# Flexible cable for switch panel



## mike_richling (Jun 8, 2015)

I am part way through a coffee table layout and I want to have the control panel for the switch turnouts to be in a drawer below and not attached to the facia of the layout. My layout is 3/4" plywood with the foam layers of scenery above. Any ideas/experiences. I have 10 switch turnouts and I want to put them all onto one box/panel for the layout, but I'm trying to sort out the wiring issues.
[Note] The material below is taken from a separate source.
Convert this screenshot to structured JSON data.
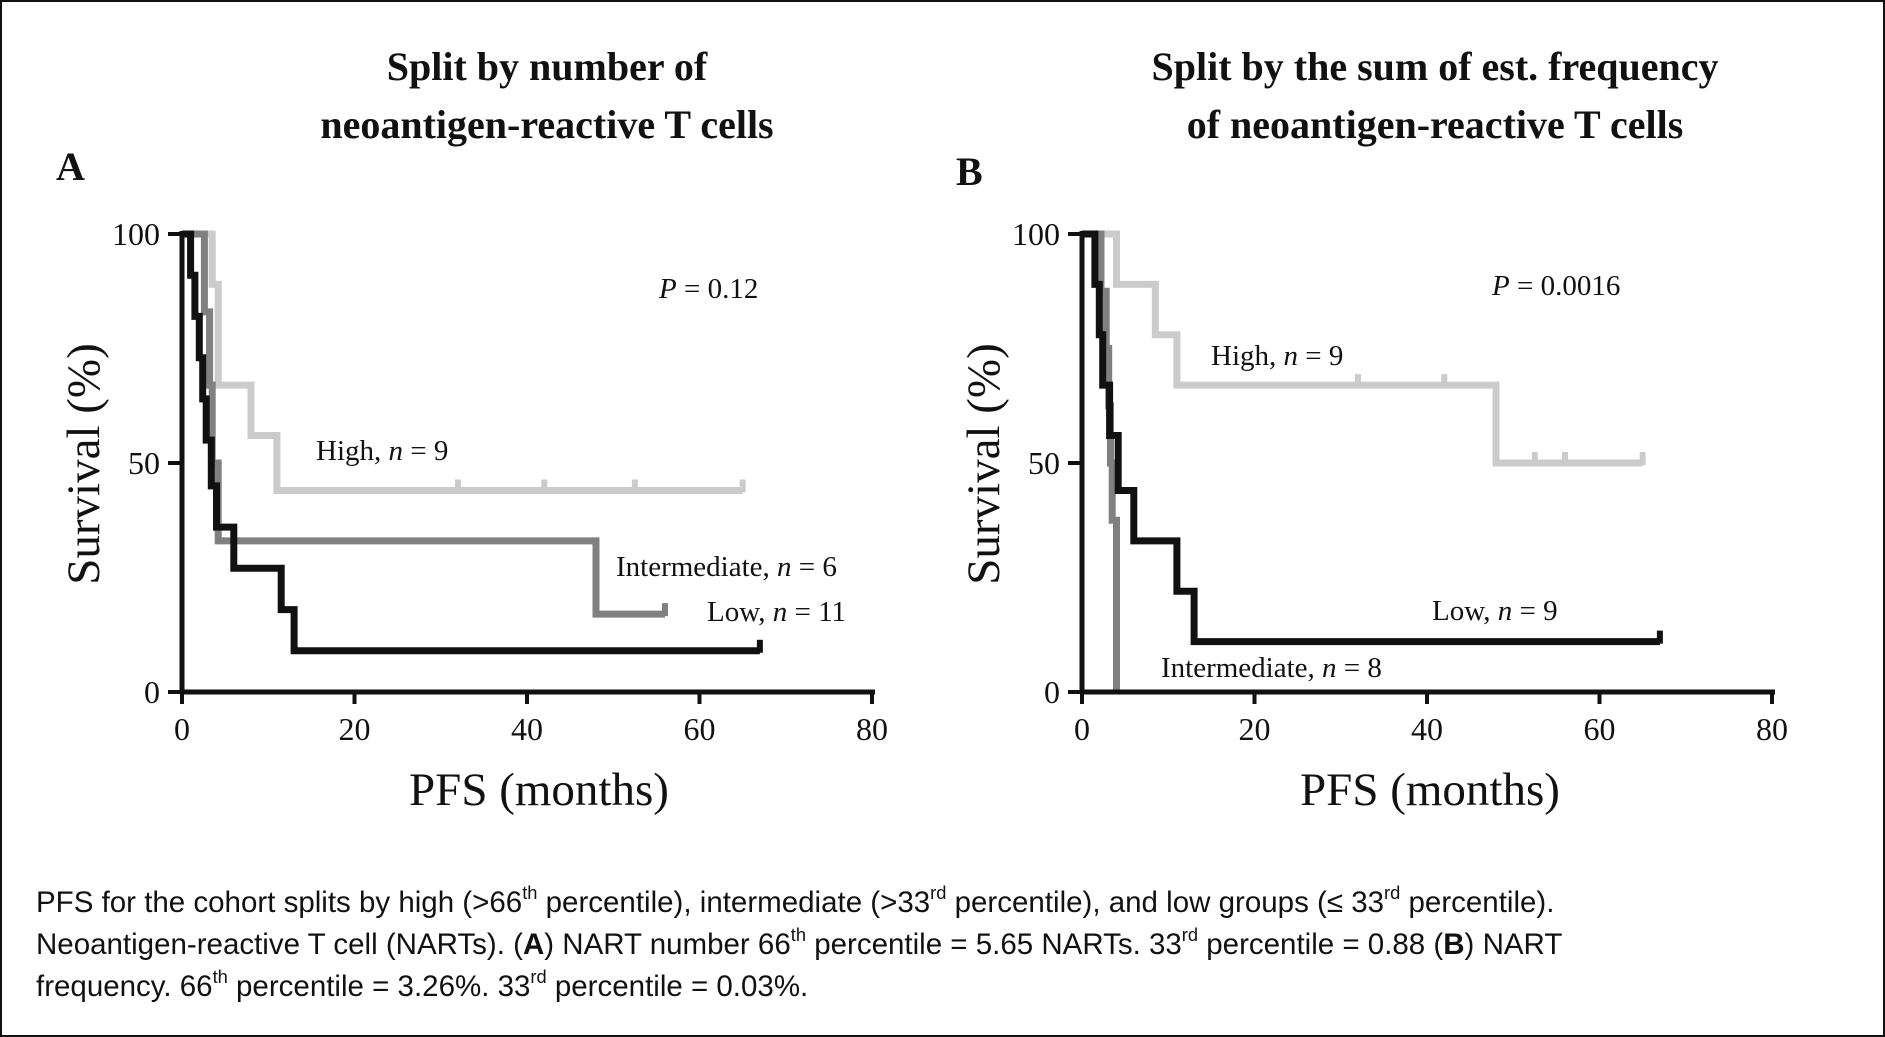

Types of connectors? type of cable and the fact that I want to put it into a drawer under the table... pictures?


----------



## Bwells (Mar 30, 2014)

Well, for starters, how about a loom of loosely bound conductors in the shape of a horseshoe that when you open the drawer, the horseshoe opens allowing the drawer to pull out. When you close the drawer, the loom collapses. Are you using twin coil machines for your throws? If so, for 10 turnouts I see 20 conductors plus a common ground, so 21 wires. Connectors, none, solder the wires to the switches and there is probably screws on the coils. Wire gauge, 26 should do and flex better. Am I on the right track with what you are looking for? Never worked with Z scale.


----------



## johnfl68 (Feb 1, 2015)

This looks like an old site, so do not know if still available, but try here:

http://www.humpyard.com/


And there is also the BullFrog Turnout Control accessories, with probably more options for you:

http://www.handlaidtrack.com/BullFrog-Manual-Turnout-Control-s/2087.htm


----------



## traction fan (Oct 5, 2014)

*Wire for turnouts*



Bwells said:


> Well, for starters, how about a loom of loosely bound conductors in the shape of a horseshoe that when you open the drawer, the horseshoe opens allowing the drawer to pull out. When you close the drawer, the loom collapses. Are you using twin coil machines for your throws? If so, for 10 turnouts I see 20 conductors plus a common ground, so 21 wires. Connectors, none, solder the wires to the switches and there is probably screws on the coils. Wire gauge, 26 should do and flex better. Am I on the right track with what you are looking for? Never worked with Z scale.


 Mike; 

Good Idea from Bwells about using a loop of wires that collapses into a horseshoe. I have used this system on a much larger scale, (full size) rolling tool cart with a heavy duty extension cord and an air hose bound up and doing the flexing. I used a bungee cord to hold them up, but you won't need that with your smaller wires. This system has worked well for years. It should work for your application.
As for the, very small, 26 gauge wires; That may, or may not, work, depending on how you are throwing the turnouts. Whenever twin coil machines are used; It's a good precaution to use a capacitive discharge unit (C.D.U.) to protect the coils of expensive turnouts from burning out. Another advantage of using a C.D.U. is the ability to throw several turnouts at once to select an entire route. Such a unit produces very high current for a fraction of a second. Small gauge wires present a lot of resistance to the instantaneous transfer of heavy current. Result? The turnouts don't work! If you are using twin coil machines, I would recommend considerably bigger wire, (22ga.-20ga.) especially for the common ground wire, if route control is used, as it must carry the combined current of all the turnouts on that route. If you are not using a capacitive discharge unit, and only operating one turnout at a time, then you may be able to use smaller wire. 
Motors using DC (Tortoise, Switchmaster, Etc.) don't use the high current, and should work with small wire.

Traction Fan


----------



## wvgca (Jan 21, 2013)

small gauge wire can readily be obtained from used serial and printer cables ...
they can sometimes be obtained for free, or very low cost from garage sales or thrift stores


----------



## ModelWarships (Mar 11, 2013)

I'm using Cat 5 network cabling. Four 8 conductor cables tied together takes care of turnouts and track power. I left a generous loop with lots of slack to allow the drawers to slide mostly out without disconnecting anything.


----------



## PRR-Bob (Apr 23, 2016)

All good ideas; but I didn't see any reference to stranded wire. Did I miss it?
Solid wire that is moved about can break inside the insulation and cause intermittent problems. Stranded wire is much more reliable for this application. On a large layout, you can terminate your wiring on a terminal block and attach stranded wire from there to the moveable control panel; whether a draw or dropdown panel.


----------



## gunrunnerjohn (Nov 10, 2010)

You can get stranded CAT5 cable, it's what is used for patch cables.


----------